I am here for Dating, Serious Relationships and Friends

About Me

A radically contingent man, Steve Heikkila was thrown into the world with no predetermined telos or vocation. Since that time he's proven to be more or less sui generis (with astoundingly mixed results).Fun factoid: An exceedingly extraordinary creature, Steve Heikkila is so focused, so capable of intense concentration, that he can actually melt people with his vision. Consequently it behooves people to be very nice to Steve Heikkila.

My Interests

I'd like to meet:

Jeff.

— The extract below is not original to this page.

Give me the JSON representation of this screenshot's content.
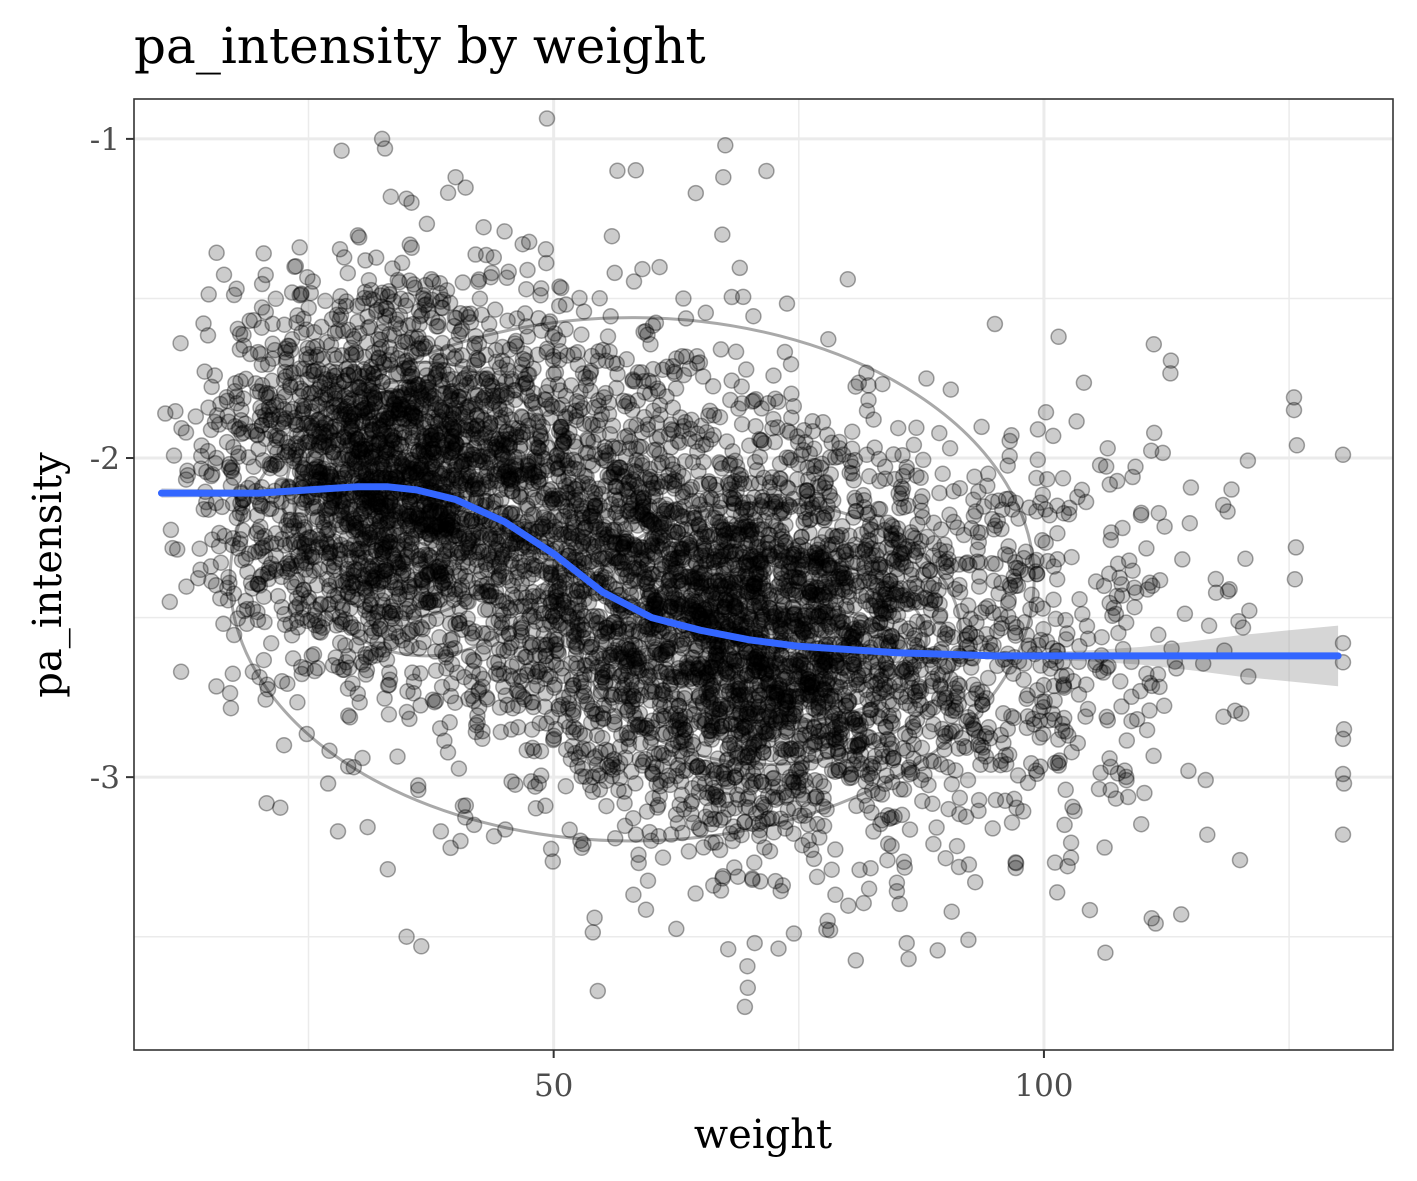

Bill. Linda. That guy with the shirt. Sexy Irene. Stinky McGee. Lefty the Northpaw. Shatner. Your sister. My Maker. The Beatles. A man laying bricks. The caustic witted H. Pylori. A cigarette that isn't made very well. The ghost of Houdini. A woman with a wooden leg. My inner child. That guy from Green Acres--you know, the one with the pig. The most beautiful girl in the world. Sammy Two-Ducks. The Military-Industrial Duplex. Dexter Methorphan. Prurient Penelope. You. Big pisser Norman the continent. Leutenant Fancy Pants. A man I didn't like (aka Will Rodgers). Chastity challenged Doris. My destiny. A muffler that doesn't cost very much. A cold remedy that doesn't make me sleepy. A fancy goat. Heather Locklear. Ted the goat fancier.